Did you check the mouse sensor itself (for any dust/hair blocking the optical sensor, or blocking the rollers if you still have a ball mouse)?
Another culprit might be a “palm rejection” feature of your mouse drivers that would sometimes prevent the cursor from moving within a second or two of you typing, but this doesn’t really sound like that situation, since you made it sound like you tried to troubleshoot it for a few minutes. It usually only applies to the built-in touchpads and not external mice anyway.
To be clear, the problem was gone after you restarted, right, and hasn’t come back since? Shrug. Just computers being computers. Hit it harder next time.
Good prank, but though I don’t want to toot my own horn, it wouldn’t have worked with me. The first thing I do when my mouse acts up is to turn it over and check the sensor for something blocking it.
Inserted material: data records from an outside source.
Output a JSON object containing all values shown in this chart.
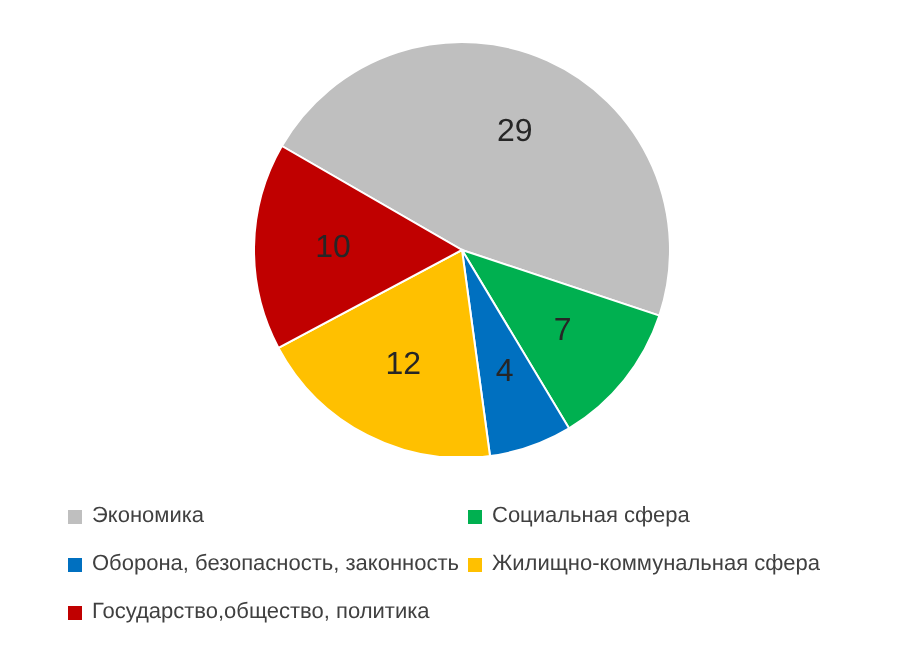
{
  "chart_data": {
    "type": "pie",
    "categories": [
      "Экономика",
      "Социальная сфера",
      "Оборона, безопасность, законность",
      "Жилищно-коммунальная сфера",
      "Государство,общество, политика"
    ],
    "values": [
      29,
      7,
      4,
      12,
      10
    ],
    "colors": [
      "#bfbfbf",
      "#00b050",
      "#0070c0",
      "#ffc000",
      "#c00000"
    ],
    "data_labels": true,
    "legend": "bottom"
  }
}
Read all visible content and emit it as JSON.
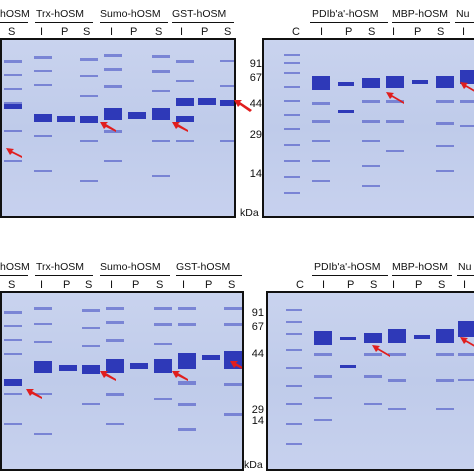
{
  "lane_letters": {
    "C": "C",
    "I": "I",
    "P": "P",
    "S": "S"
  },
  "units": "kDa",
  "markers": [
    "91",
    "67",
    "44",
    "29",
    "14"
  ],
  "rows": [
    {
      "left_groups": [
        "hOSM",
        "Trx-hOSM",
        "Sumo-hOSM",
        "GST-hOSM"
      ],
      "right_groups": [
        "PDIb'a'-hOSM",
        "MBP-hOSM",
        "Nu"
      ]
    },
    {
      "left_groups": [
        "hOSM",
        "Trx-hOSM",
        "Sumo-hOSM",
        "GST-hOSM"
      ],
      "right_groups": [
        "PDIb'a'-hOSM",
        "MBP-hOSM",
        "Nu"
      ]
    }
  ],
  "colors": {
    "band": "#2e39b8",
    "gel": "#c3cdec",
    "arrow": "#e01e1e",
    "frame": "#111111"
  }
}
It happens almost automatically.
A single hair from my cat, stuck in the sensor hole, is enough to cause the mouse to stop or become jittery. It’s fixed relative to the lens, so it appears to the sensor that nothing is moving.
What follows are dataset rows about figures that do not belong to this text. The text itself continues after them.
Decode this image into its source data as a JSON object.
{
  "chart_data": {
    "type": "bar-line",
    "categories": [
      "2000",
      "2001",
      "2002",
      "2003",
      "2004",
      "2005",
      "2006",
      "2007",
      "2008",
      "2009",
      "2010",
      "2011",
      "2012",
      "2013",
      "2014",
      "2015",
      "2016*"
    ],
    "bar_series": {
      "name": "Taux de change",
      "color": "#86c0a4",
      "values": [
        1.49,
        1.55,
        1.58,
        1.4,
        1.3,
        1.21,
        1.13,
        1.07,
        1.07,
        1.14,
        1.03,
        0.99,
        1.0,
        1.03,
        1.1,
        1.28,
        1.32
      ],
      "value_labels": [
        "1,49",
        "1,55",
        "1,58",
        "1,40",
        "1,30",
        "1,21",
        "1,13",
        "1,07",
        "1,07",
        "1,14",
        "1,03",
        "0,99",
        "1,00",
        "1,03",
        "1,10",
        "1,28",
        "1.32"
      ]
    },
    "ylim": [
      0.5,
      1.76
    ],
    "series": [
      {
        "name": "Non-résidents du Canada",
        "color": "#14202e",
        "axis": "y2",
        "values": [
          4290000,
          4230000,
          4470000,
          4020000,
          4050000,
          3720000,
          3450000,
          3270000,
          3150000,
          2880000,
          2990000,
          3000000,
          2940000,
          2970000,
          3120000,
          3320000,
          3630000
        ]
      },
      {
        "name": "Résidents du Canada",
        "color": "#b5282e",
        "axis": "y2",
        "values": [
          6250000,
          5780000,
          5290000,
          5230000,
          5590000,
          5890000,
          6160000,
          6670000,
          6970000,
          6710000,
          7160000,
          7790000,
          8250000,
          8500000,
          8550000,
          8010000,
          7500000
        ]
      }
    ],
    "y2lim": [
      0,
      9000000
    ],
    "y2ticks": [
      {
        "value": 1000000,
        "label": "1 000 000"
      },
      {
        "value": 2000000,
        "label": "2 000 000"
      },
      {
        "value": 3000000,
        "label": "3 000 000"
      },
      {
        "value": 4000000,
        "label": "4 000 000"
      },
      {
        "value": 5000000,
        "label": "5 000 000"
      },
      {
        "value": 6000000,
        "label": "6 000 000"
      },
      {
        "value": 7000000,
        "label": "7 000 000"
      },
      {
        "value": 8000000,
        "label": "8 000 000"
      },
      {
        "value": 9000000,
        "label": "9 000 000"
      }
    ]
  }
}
Biggest problem I’ve had is the scroll wheel “jumping”. Go to roll down and it may jump upwards a bit and then scroll downward - bouncing and jerky. (optical mice)
After the second mouse started doing this, I googled. It was dust in the mechanism. I tried the canned air and it didn’t fully fix the problem. So I did what the post I read recommended - put my lips around the entire scroll wheen (top of mouse) to seal and blow hard into the opening around it. This has (so far) fixed the problem.
Any type of mechanical problem, dust or other foreign material in the mechanism, blocked sensors, etc. are not likely to have been fixed by a reboot as the OP describes. I would say it was most likely a driver problem, either a bug in the driver or OS, or corrupted memory. The latter could be caused by a hardware failure in the memory, or an OS bug totally unrelated to the mouse which just happened to corrupt some memory used by the mouse driver. There’s not much that can be done to diagnose it unless it recurs. You could run a memory diagnostic just to be safe.